The Advertising Standards Agency (ASA) has today upheld a complaint about a TV advertisement because it showed a cyclist without a helmet riding in the primary position. The advertisement (pictured below) was part of Cycling Scotland's Nice Way Code campaign, which was aimed at encouraging cycle safety. A petition to reverse the ASA’s ruling has been started and I encourage all who care about road safety to sign it



Cycling Scotland made a number of sensible arguments to the ASA when defending the footage. They mentioned that there is no legal compulsion to wear a helmet and the importance of encouraging cycling. They also referred the ASA to Cyclecraft (required reading for accredited cycle instructors) which identified riding in the centre of the active traffic lane as the default position for cyclists to adopt on urban roads. However, the ASA pointed to the Highway Code, which advises cyclist to wear helmets, and said that the advertisement undermined these recommendations.

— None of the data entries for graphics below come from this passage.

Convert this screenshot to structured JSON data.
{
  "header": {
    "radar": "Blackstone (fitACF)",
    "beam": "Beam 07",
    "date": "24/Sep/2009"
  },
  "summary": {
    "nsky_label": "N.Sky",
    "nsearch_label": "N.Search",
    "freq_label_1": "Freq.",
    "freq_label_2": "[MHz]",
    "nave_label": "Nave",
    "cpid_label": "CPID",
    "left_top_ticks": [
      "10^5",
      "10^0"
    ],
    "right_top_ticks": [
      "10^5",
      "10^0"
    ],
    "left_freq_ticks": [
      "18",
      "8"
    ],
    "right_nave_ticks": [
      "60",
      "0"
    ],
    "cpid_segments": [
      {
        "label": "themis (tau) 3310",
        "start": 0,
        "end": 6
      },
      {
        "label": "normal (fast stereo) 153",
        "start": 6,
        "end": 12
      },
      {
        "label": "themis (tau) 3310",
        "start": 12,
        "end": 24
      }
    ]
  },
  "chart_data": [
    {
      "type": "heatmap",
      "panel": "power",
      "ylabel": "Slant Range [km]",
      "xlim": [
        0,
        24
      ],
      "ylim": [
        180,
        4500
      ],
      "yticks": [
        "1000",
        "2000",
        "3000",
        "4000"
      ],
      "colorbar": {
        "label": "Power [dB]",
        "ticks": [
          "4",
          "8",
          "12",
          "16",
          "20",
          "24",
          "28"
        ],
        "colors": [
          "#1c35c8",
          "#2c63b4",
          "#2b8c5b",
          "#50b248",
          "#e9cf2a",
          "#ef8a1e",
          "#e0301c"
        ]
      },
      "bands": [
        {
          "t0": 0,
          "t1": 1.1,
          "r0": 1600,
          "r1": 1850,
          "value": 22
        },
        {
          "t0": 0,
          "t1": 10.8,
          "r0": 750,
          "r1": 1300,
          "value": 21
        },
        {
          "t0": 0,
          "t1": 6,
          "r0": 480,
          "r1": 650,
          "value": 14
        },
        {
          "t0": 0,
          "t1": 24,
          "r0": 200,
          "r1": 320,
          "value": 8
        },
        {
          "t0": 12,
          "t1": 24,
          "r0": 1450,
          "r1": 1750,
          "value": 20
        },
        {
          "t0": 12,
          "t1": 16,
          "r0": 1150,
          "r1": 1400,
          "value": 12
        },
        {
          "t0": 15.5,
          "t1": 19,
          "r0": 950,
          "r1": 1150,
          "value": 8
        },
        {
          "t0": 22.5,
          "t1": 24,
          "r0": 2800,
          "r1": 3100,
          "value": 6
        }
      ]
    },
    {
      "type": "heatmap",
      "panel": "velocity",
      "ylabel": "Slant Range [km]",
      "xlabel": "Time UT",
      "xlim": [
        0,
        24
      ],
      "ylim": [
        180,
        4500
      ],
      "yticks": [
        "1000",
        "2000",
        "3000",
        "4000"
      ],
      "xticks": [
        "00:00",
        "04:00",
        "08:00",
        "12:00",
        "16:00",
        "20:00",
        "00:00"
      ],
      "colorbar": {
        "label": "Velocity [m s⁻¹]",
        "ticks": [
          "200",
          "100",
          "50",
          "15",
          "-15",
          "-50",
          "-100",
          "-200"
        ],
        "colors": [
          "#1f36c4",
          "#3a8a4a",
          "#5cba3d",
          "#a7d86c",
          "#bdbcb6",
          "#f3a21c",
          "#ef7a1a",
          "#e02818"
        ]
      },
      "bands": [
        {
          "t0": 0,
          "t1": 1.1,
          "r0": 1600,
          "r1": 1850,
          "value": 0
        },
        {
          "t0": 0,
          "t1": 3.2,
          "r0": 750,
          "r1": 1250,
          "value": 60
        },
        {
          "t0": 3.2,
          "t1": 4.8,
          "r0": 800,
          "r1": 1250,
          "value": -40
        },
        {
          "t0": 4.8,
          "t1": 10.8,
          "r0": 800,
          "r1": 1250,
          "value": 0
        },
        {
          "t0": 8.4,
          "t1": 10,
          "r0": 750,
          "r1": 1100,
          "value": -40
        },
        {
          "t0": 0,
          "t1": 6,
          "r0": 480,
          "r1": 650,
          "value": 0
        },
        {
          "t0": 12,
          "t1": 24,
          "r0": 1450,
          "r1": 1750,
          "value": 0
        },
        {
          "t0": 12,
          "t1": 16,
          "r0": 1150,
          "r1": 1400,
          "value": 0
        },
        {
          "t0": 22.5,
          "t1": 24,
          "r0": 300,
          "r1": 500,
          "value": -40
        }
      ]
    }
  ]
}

In the recent Scottish criminal case following the death of Audrey Fyfe, who was killed whilst cycling, the appeal court acknowledged “there is a degree of controversy as to the efficacy of cycle helmets.” The court also found that the earlier Judge in the case had drawn conclusions regarding cycle helmets that were based “not on evidence but on speculation.” Unfortunately, the ASA have fallen into the same trap. The ASA also commented that "the cyclist appeared to be located more in the centre of the lane when the car behind overtook them and the car almost had to enter the right lane of traffic". If they had continued reading the Highway Code down to rule 163, they would see a car doing exactly that. 



The ASA concluded that the advertisement was “socially irresponsible and likely to condone or encourage behaviour prejudicial to health and safety." I would suggest that the actions of the ASA in upholding this complaint are socially irresponsible, bearing in mind the benefits to health and the environment from cycling.

Advertisements for cars will often use techniques to show the velocity of the vehicle and, as long as speed is not “the main message of their marketing communications,” the ASA have shown little appetite to challenge this. In 2011, the Fiat 500 was marketed with the strap line "Try a whole new kind of speed dating.” As the main message was related to ‘speed dating,’ the ASA considered that speed was not the main message and did not uphold the complaints. According to the Department for Transport’s report on Road Casualties in that same year, travelling too fast for the road conditions was a factor in 25% of cases involving death or serious injury. 

The ASA’s decision to uphold the complaint against Cycling Scotland highlights a skewed attitude held by many towards road safety. Cyclists are seen as the authors of their own misfortune whose actions need to be restricted. Meanwhile, the harm caused by motorists goes overlooked.